Practices must weigh pros and cons of adding house calls

Thanks to updates in reimbursement models as well as mobile health technologies, modern physician practices are becoming more amenable to providing house calls, according to an article from Medical Economics.

But while Affordable Care Act initiatives such as the Independence at Home demonstration help pave the way for a house-call comeback, practices need to consider many variables when deciding whether practicing outside the office makes sense. When drafting your pros and cons list, analyze the following:

  • Do you have enough elderly patients who would benefit from a house-call service?
  • Would the reimbursement you receive from house calls offset the costs of vehicle expenses, travel time, liability implications, potential for injury and lost revenue from being away from the practice?
  • Do you have the medical-management ability to help often-frail, elderly patients with multiple chronic conditions live safely and comfortably at home?

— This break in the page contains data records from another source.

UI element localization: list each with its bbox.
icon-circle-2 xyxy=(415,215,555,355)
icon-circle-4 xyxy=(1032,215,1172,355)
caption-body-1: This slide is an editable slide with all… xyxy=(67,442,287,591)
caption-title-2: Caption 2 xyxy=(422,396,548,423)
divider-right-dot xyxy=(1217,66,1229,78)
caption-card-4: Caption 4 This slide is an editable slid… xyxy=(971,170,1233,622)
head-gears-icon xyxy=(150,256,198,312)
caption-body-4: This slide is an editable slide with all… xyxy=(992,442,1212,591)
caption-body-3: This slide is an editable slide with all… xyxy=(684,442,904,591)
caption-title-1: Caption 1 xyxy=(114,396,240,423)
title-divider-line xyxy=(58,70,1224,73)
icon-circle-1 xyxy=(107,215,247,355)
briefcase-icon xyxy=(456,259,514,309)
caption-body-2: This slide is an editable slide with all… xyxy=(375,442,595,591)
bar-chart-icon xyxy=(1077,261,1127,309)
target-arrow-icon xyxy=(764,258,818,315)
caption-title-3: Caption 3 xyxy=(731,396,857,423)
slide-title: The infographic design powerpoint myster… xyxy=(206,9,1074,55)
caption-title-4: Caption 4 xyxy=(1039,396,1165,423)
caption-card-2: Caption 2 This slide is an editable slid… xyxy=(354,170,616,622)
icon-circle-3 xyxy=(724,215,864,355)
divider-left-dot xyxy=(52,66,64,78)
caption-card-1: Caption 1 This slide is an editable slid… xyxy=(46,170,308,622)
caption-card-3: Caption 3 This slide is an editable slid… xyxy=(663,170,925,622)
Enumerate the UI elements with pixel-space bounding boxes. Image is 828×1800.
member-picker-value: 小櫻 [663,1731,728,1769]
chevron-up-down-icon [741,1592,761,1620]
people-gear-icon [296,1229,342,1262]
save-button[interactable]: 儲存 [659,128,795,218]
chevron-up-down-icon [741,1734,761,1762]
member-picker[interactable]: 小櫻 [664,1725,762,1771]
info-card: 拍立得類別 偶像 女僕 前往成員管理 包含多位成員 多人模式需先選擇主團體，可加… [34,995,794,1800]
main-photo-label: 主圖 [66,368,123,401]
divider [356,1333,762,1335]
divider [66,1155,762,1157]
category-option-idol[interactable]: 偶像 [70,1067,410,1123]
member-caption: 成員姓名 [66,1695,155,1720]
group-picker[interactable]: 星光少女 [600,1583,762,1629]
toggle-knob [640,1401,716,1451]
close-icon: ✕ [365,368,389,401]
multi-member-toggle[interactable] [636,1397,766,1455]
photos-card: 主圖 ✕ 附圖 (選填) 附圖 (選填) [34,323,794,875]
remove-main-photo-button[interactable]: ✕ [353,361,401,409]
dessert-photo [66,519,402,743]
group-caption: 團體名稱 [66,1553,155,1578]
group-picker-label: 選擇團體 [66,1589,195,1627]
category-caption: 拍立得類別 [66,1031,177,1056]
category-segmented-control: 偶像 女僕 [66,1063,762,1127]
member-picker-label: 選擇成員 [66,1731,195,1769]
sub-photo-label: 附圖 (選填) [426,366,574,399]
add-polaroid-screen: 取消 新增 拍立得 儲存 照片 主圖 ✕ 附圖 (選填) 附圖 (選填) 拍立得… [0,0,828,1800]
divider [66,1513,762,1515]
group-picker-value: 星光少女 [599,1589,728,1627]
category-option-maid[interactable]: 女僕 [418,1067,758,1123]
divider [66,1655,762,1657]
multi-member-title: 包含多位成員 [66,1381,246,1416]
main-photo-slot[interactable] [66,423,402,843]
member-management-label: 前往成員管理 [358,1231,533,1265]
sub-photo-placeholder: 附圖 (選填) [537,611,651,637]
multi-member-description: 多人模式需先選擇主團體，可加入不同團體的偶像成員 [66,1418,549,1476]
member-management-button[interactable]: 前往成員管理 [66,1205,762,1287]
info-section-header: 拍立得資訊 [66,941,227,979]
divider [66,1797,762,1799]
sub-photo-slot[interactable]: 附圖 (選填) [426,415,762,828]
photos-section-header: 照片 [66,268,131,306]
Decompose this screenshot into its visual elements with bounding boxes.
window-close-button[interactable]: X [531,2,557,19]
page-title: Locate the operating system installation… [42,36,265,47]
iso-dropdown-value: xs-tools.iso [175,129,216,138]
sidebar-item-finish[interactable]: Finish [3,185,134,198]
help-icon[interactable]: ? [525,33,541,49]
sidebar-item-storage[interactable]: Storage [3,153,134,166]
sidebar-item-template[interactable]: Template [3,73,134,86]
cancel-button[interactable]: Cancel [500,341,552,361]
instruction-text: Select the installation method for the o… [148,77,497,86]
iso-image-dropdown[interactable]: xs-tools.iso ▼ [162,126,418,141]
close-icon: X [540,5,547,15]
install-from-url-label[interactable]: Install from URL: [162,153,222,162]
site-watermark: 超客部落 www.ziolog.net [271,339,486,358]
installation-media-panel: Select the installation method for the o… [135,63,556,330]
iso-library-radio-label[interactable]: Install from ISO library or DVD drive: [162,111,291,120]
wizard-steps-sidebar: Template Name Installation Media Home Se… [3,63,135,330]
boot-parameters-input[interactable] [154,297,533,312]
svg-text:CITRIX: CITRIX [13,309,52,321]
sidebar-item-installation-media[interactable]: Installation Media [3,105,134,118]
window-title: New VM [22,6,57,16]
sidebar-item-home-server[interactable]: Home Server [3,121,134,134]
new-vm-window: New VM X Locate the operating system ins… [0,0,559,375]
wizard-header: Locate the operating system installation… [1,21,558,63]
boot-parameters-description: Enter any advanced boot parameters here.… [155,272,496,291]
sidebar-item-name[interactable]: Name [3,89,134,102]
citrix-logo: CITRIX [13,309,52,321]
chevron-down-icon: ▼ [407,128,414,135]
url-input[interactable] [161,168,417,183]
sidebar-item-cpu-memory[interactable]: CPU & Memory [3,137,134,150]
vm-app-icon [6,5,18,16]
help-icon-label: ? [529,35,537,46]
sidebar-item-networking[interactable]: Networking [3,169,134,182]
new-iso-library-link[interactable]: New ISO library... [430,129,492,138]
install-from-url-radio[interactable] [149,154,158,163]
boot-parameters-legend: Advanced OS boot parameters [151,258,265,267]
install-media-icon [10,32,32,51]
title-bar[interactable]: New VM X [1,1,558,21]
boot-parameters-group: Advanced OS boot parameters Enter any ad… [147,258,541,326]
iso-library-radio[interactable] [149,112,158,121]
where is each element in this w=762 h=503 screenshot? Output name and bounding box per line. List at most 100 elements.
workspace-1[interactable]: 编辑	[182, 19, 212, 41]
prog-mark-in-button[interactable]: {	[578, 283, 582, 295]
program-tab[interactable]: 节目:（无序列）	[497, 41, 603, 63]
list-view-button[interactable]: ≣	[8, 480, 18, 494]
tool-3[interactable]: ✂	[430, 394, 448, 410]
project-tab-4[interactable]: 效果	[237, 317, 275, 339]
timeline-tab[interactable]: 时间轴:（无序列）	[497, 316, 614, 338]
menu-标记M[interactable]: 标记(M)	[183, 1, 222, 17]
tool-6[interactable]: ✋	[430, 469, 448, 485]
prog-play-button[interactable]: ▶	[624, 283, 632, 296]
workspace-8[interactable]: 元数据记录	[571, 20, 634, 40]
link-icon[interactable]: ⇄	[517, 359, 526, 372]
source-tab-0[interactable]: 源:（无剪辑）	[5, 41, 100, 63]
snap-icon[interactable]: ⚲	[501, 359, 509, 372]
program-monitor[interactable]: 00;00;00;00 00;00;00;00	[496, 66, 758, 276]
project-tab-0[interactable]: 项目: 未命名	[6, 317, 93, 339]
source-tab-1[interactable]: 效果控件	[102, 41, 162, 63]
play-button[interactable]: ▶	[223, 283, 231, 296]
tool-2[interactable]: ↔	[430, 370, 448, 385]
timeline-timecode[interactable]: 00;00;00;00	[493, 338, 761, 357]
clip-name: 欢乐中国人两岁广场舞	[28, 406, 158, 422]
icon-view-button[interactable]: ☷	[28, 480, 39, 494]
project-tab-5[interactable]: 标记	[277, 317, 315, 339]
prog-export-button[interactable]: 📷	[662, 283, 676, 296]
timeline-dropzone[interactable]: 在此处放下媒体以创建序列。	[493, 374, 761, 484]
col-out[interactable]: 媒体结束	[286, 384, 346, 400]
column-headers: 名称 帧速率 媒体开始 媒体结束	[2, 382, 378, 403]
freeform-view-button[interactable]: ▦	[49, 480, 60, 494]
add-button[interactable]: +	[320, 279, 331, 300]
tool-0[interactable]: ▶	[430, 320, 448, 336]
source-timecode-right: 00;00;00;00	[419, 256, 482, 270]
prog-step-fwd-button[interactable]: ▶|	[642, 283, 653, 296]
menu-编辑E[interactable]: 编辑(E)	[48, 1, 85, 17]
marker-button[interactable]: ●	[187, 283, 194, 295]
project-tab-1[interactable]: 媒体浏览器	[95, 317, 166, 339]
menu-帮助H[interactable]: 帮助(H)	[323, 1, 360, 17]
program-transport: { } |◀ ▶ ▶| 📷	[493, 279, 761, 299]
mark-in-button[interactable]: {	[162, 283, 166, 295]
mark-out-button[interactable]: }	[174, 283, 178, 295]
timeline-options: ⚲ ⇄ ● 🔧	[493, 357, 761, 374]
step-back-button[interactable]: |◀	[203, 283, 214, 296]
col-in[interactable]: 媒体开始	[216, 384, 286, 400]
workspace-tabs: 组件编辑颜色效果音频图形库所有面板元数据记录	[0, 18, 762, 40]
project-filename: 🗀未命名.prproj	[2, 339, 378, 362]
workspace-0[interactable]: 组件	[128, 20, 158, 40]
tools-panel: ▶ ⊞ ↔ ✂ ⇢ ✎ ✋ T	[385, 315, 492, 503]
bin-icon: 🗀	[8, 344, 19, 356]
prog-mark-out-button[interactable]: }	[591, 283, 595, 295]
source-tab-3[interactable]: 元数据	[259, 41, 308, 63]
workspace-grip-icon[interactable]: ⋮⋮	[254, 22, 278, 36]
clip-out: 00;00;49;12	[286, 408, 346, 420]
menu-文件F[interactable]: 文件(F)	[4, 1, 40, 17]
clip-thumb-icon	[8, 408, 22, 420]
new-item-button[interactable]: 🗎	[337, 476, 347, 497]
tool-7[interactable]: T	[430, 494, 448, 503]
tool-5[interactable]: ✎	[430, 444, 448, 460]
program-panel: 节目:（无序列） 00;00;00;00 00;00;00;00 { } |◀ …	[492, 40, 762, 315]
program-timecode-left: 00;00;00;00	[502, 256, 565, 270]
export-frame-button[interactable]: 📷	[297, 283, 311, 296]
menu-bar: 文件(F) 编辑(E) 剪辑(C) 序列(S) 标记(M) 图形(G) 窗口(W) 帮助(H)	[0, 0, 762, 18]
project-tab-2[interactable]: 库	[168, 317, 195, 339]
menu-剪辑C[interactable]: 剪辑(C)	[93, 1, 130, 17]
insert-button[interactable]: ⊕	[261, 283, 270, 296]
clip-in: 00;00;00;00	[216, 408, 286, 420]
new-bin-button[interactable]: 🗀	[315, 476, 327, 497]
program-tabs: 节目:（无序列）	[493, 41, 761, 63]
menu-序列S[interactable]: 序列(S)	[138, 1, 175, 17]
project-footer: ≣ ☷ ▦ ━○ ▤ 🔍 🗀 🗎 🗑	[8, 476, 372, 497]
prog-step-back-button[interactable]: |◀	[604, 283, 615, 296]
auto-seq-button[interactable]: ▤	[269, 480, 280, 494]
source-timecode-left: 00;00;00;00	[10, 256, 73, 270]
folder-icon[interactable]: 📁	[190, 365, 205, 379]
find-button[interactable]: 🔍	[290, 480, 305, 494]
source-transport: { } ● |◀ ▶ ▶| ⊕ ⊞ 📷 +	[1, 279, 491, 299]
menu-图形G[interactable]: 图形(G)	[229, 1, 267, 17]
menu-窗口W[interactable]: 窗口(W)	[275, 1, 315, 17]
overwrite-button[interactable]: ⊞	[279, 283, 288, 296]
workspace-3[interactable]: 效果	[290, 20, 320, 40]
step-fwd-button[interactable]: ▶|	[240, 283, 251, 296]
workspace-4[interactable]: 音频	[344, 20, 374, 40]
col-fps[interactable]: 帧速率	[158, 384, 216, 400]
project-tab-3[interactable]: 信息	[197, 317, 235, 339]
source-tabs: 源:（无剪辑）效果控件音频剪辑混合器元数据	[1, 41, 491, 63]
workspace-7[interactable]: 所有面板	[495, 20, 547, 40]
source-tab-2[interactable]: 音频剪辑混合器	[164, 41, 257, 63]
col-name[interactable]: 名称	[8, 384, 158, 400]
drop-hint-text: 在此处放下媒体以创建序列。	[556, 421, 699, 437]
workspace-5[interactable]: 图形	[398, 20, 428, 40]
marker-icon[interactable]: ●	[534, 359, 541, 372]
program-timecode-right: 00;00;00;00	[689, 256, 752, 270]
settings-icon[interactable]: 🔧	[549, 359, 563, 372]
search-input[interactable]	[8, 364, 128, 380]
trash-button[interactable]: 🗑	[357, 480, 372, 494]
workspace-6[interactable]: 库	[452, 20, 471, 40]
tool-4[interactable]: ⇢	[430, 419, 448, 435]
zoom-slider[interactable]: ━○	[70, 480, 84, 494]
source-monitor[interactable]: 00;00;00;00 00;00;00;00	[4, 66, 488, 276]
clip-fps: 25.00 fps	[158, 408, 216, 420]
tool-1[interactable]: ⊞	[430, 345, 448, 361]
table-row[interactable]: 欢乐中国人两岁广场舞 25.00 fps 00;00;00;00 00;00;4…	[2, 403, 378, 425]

Physicians who spoke with Medical Economics described a number of ways they integrated house calls into their practices. For example, Samantha Pozner, M.D., a New Jersey primary care physician, visits patients at home only if they live near her route to and from work, and fits these visits in around her regular office schedule. On the other end of the spectrum, Andrea Brand, M.D., a family physician in Florida, transformed her traditional practice into a cash-only house-call practice serving 300 patients.

Regardless of the specific business models, Rebecca Conant, M.D., founding director of the University of California, San Francisco (UCSF), Housecalls program, predicts the house-call trend will continue its rise. "We're just seeing the cusp of this, with the focus on chronic care management and chronic illness, with medical homes pushing that back out into the community," she told Medical Economics. "If we go upstream to keep people out of hospitals and emergency [departments], they do better, have better outcomes, and it's less cost overall to the system."